Ieri ho appreso la triste notizia della dipartita della grande artista e filmmaker italiana Angela Ricci Lucchi. L’artista, insieme al compagno Yervant Gianikian, ci ha regalato immagini preziose e bellissime.
Oggi, mentre ascoltavo “Knocking on the heaven’s door” di Bob Dylan, ho pensato subito a lei, a quando la conobbi a Venezia durante una Mostra Internazionale d’Arte Cinematografica, all’emozione provata nel stringerle la mano, a quando la ascoltai durante un evento a Milano, al suo affascinante cinema fatto di profumi, archivi e memorie in continuo dialogo col presente.
Qualche mese fa ho perso la presentazione dell’ultimo libro dedicato al cinema della coppia italiana del found footage.
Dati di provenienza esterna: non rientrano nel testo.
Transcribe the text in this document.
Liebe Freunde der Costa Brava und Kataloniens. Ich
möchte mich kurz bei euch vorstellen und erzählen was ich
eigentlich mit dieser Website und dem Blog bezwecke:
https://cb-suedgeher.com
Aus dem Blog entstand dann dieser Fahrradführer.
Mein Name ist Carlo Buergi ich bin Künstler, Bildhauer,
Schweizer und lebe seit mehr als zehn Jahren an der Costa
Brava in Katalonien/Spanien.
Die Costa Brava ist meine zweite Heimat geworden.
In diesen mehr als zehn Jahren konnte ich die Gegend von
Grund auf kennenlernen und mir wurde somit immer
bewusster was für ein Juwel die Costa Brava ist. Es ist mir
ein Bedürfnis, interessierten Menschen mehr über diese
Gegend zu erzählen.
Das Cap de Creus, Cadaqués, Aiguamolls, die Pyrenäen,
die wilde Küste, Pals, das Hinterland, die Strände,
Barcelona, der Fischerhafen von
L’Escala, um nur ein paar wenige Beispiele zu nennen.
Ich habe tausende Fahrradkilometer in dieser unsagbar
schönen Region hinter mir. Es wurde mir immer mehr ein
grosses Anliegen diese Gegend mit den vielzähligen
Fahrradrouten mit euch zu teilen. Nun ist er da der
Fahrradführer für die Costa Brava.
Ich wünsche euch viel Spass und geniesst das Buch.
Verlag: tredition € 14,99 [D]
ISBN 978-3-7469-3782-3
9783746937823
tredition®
Pensavo di avere un’altra occasione per ascoltare i racconti coinvolgenti dell’artista e dei suoi viaggi a caccia di oggetti, immagini e memorie. Che errore dare per scontato il tempo.
Il titolo di questo breve ma sentito post, riporta la citazione di un’ intervista fatta ai due artisti, nella quale Gianikian spiega da cosa dipenda la durata e la dimensione temporale delle immagini nei loro film:
“È un processo che è sempre variabile. È un processo che ha un punto di partenza che è quello dell’osservazione manuale, e però è dato dalla natura dell’immagine, da quella scossa elettrica che l’immagine ci provoca. La durata è in relazione a questo.” (1)
Quella scossa elettrica la provai la prima volta che vidi un film della coppia. Quella scossa mi spinse a dedicare la tesi di laurea al lavoro dei due artisti italiani. Riporto qui sotto le conclusioni della mia tesi di laurea, un piccolo e umile omaggio all’artista scomparsa:
“CONCLUSIONI
La scoperta del found footage film e soprattutto il lavoro dei due cineasti italiani Yervant Gianikian e Angela Ricci Lucchi, hanno risposto allo scopo della ricerca intrapresa sull’uso delle immagini d’archivio documentarie. Grazie alle informazioni raccolte e ai film visionati, si è entrati in contatto con un mondo cinematografico affascinante, abitato da cineasti-artigiani che amano il cinema e la sua materia prima, la pellicola cinematografica.
Le immagini dei film della Trilogia della Guerra colpiscono particolarmente per la loro bellezza visiva e la forza espressiva che emanano. Sono film non facili da guardare, non solo per la loro struttura complessa e il loro ritmo lento, difficile per uno spettatore del terzo millennio, ma per ciò che mostrano, il dolore e la sofferenza di uomini, donne e bambini. I cineasti provano pietà per questi anonimi e propongono le loro sofferenze perché vogliono ricordare al pubblico che esse non sono passate, ma persistono tutt’oggi.
I volti dei protagonisti dei loro film non lasciano indifferenti.
Gli sguardi dei bambini del film “Oh!Uomo” sono difficili da dimenticare.
Se qualcosa colpisce, si indaga, si entra dentro l’argomento come fanno i due filmmaker con il fotogramma.
Questo approfondimento nasce da una “scossa elettrica”.” (2)
Ciao e grazie.
(citazione 1: Dottorini, Daniele, (a cura di), “Archivi che salvano. Conversazione (a partire da un frammento) con Yervant Gianikian e Angela Ricci Lucchi”, Fata Morgana , n. 2, maggio-agosto 2007, p. 14; citazione 2: mia tesi di laurea “Found Footage Film: la Trilogia della guerra di Yervant Gianikian e Angela Ricci Lucchi”, 2009.)